The 1110 is rated at up to 16ppm, but even assuming draft 300dpi output – default output is at 600dpi – this seems a bit wishful. We managed just under 10ppm, printing our standard text page and, interestingly, slightly more than this printing the text and graphics page. The 15 x 10cm photo image took 12 seconds, giving an impressive graphic print speed of 5ppm.
The quality of the prints we obtained from the Dell printer was unquestionably good. Text print was very clean and belied the printer’s 600dpi resolution. Business graphics output was also very clean with well reproduced stipples on areas of tint, though some slight banding was also apparent. When it came to the photo print, things weren’t quite as good, though of course this type of output is not what you normally buy a laser printer for. Again there was perceptible banding and even the 600dpi output produced prints where dot stipples were apparent.

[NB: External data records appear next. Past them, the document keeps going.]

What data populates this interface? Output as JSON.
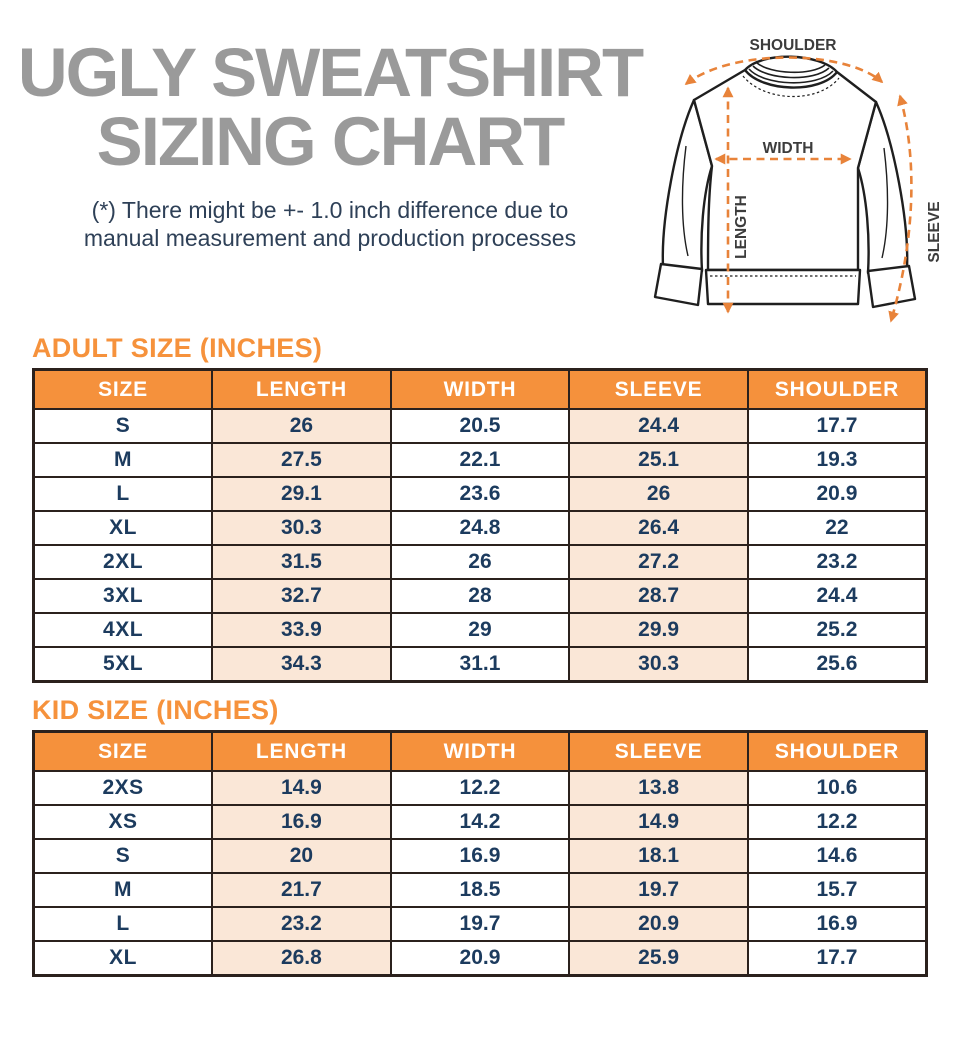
{
  "header": {
    "title_line1": "UGLY SWEATSHIRT",
    "title_line2": "SIZING CHART",
    "note_line1": "(*) There might be +- 1.0 inch difference due to",
    "note_line2": "manual measurement and production processes"
  },
  "diagram": {
    "shoulder_label": "SHOULDER",
    "width_label": "WIDTH",
    "length_label": "LENGTH",
    "sleeve_label": "SLEEVE"
  },
  "colors": {
    "accent_orange": "#F5913C",
    "heading_orange": "#F6923C",
    "peach_cell": "#FAE7D7",
    "navy_text": "#1C3B5E",
    "title_gray": "#9A9A9A",
    "table_border": "#2B211D",
    "arrow_orange": "#E8833A"
  },
  "chart_data": [
    {
      "type": "table",
      "title": "ADULT SIZE (INCHES)",
      "columns": [
        "SIZE",
        "LENGTH",
        "WIDTH",
        "SLEEVE",
        "SHOULDER"
      ],
      "rows": [
        [
          "S",
          26,
          20.5,
          24.4,
          17.7
        ],
        [
          "M",
          27.5,
          22.1,
          25.1,
          19.3
        ],
        [
          "L",
          29.1,
          23.6,
          26,
          20.9
        ],
        [
          "XL",
          30.3,
          24.8,
          26.4,
          22
        ],
        [
          "2XL",
          31.5,
          26,
          27.2,
          23.2
        ],
        [
          "3XL",
          32.7,
          28,
          28.7,
          24.4
        ],
        [
          "4XL",
          33.9,
          29,
          29.9,
          25.2
        ],
        [
          "5XL",
          34.3,
          31.1,
          30.3,
          25.6
        ]
      ]
    },
    {
      "type": "table",
      "title": "KID SIZE (INCHES)",
      "columns": [
        "SIZE",
        "LENGTH",
        "WIDTH",
        "SLEEVE",
        "SHOULDER"
      ],
      "rows": [
        [
          "2XS",
          14.9,
          12.2,
          13.8,
          10.6
        ],
        [
          "XS",
          16.9,
          14.2,
          14.9,
          12.2
        ],
        [
          "S",
          20,
          16.9,
          18.1,
          14.6
        ],
        [
          "M",
          21.7,
          18.5,
          19.7,
          15.7
        ],
        [
          "L",
          23.2,
          19.7,
          20.9,
          16.9
        ],
        [
          "XL",
          26.8,
          20.9,
          25.9,
          17.7
        ]
      ]
    }
  ]
}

The single drum and toner cartridge is the only consumable in the 1110 and comes only from Dell by mail order. The price is therefore fixed at what Dell wants to charge, which in the UK is £46, or £39 ex VAT. Out of interest we went to the US Dell site and checked the cartridge price there. At $65, without local taxes and at current conversion rates, that comes out at £35, so there’s not a lot in it, which is as it should be.
The UK price equates to a cost per page of 2.76p, which is at the high end of the range, but not the top. Dell includes a half-full ‘starter’ toner cartridge with each new 1110, meaning you’ll only get around 1,000 pages at five per cent cover from it, rather than the 2,000 pages you get from each replacement cartridge.
Given the price point of Dell’s 1110, at under £100, it may seem churlish to criticise, but there’s an increasing number of machines pitched into this market. It prints well and is easy to set up, but the lack of a paper cover is awkward, the 1,000 page starter cartridge is cheapskate and running costs are on the high side.